Entering The Execution Pipeline - Pentium 4's Trace Cache, Continued
The below example shows the actual code in the upper box and the actual content of the trace cache in the lower box. Unused code is not stored inside the trace cache.
From my description of 'µOPs' above you may remember the case when an x86-instruction is rather complex. Then the decoder requires the micro code ROM of the processor to produce a sometimes very long chain of µOPs. In this case the trace cache doesn't get filled up with all of those µOPs. As a placeholder it only contains some kind of flag, which signalizes that the micro instruction sequencer is supposed to supply the µOPs to the next pipeline stage.

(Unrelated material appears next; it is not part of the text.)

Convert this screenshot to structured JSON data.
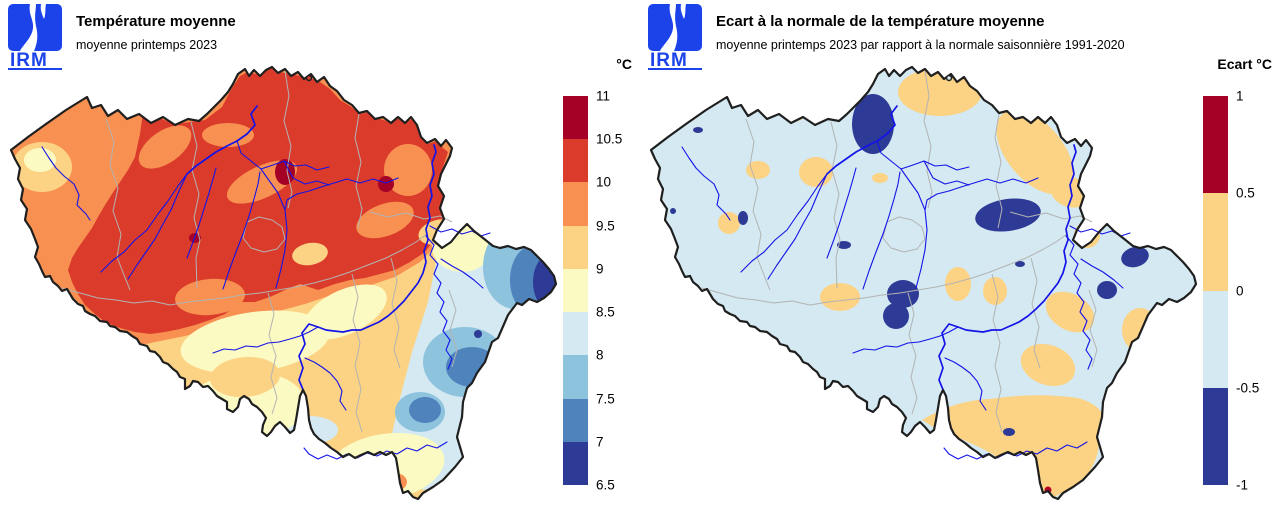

It is not known how many µOPs per clock the micro instruction sequencer is able to deliver, but it would not be surprising if it is less than the 3 µOPs per clock that the trace cache can send to the next pipeline stage. This can obviously have an important performance impact on the Pentium 4 CPU, which has been tuned for simple instructions, but which seems to suffer from complex ones, as you will see further down as well.
As mentioned in short above, the trace cache can also be of significant benefit in case of a mispredicted branch. In this case the alternative code could already be found in the trace cache. To check if certain code already resides in the trace cache, it has a rather complex structure of tags, indices and cache lines.